Some SPF installations can emit a pungent, ammonia-like or fishy odor. Many of our clients, especially those with chemical sensitivities, report that such odors give them headaches. One couple in Florida who built their dream house for their retirement were so sickened by the odor that they moved out, leaving their clothing, furniture, and other personal goods behind. When I inspected the house, there was even food in the refrigerator.
What can cause such odors?
To answer this question, I have to lean on my education as an organic chemist.
There are two different kinds of foams: open-cell and closed-cell. In an open-cell foam, each “bubble” or “cell” is open to adjacent bubbles or cells. Liquids and gases (like water vapor) can pass through an open-cell foam fairly easily. Open-cell foams include sponges and bread. In a closed-cell foam, each bubble or cell is intact and surrounded by other intact bubbles or cells, so there is no communication between individual bubbles or cells. Closed-cell foams include a soufflé and the black tubular insulation made to go around water pipes.
When a foam forms, at least two things must happen. First, gas has to expand to form the bubbles; and second, the liquid has to solidify in order to contain the gas. Most injected insulating foams are formed by mixing together two different liquids, referred to as “Part A” and “Part B.” In the case of SPF insulation, the two parts are heated, mixed together under high pressure in a nozzle, and then sprayed onto a surface or into a cavity. Depending on the components of the two parts, the foam can either be open-cell or closed-cell; this is why some SPF foams are soft (“open-cell”) while others are rigid (“closed-cell”).

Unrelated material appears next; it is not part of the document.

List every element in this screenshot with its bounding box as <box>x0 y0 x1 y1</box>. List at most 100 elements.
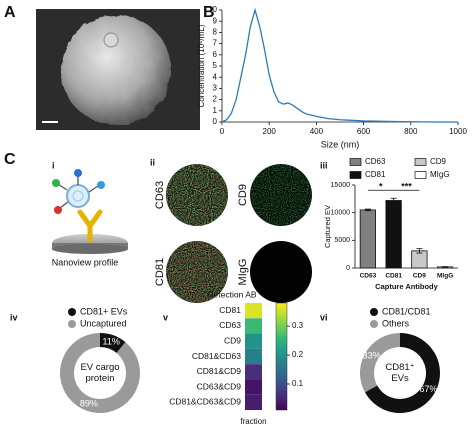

SPF is a urethane polymer (a polymer is a long chain of molecules). The chemical reactions that form the urethane polymer produce a lot of heat. These reactions also produce carbon dioxide, thus creating bubbles that cause the foam to expand. To facilitate these reactions, a catalyst is required. This catalyst must contain nitrogen; many organic compounds that contain nitrogen belong to a class of organic chemicals that are related to ammonia and that are called amines.
Many amines have a strong ammonia-like or dead fish-like odor. As is true of most chemical odors, the higher the temperature, the stronger the odor. People who complain about odor coming from SPF installations usually note that the odor is stronger when the insulated area is warmer, either due to the sun or to a heating system.1 Unfortunately, the odor can be permanent because the amine does not combine chemically with any of the other components in the foam and does not degrade over time. SPF insulation must be installed in the correct mixture ratio and thickness and under the recommended conditions, or strong odors can result.
Other improper installations, primarily for open-cell SPF insulation, off-gas chemical odors that some people describe as “sweet.” Some building occupants find this odor so annoying that they want to remove the insulation. The chemicals causing this odor may be from chemical reactions or from contaminants in the B side such as dioxane and dioxolane.2
To help prevent off gassing, the insulation can be covered with foil-backed gypsum board or a foil-laminated radiant barrier. But sometimes the insulation just has to be removed, which can be an expensive venture. In one new home under construction, SPF had been sprayed against the foundation wall in what became a very elaborate finished basement. In order to remove the foam, all the finished walls had to be removed and replaced.
In another home with tongue and groove cathedral ceilings, the contractor had to remove all the roof shingles and sheathing to retrofit the insulation. The only place where the foam was visible and accessible was in the eaves, where the odor was very strong. In a third situation, a contractor purchased a home that had a strong chemical odor in the attic due to SPF insulation. To get rid of the odor, he replaced the roof structure.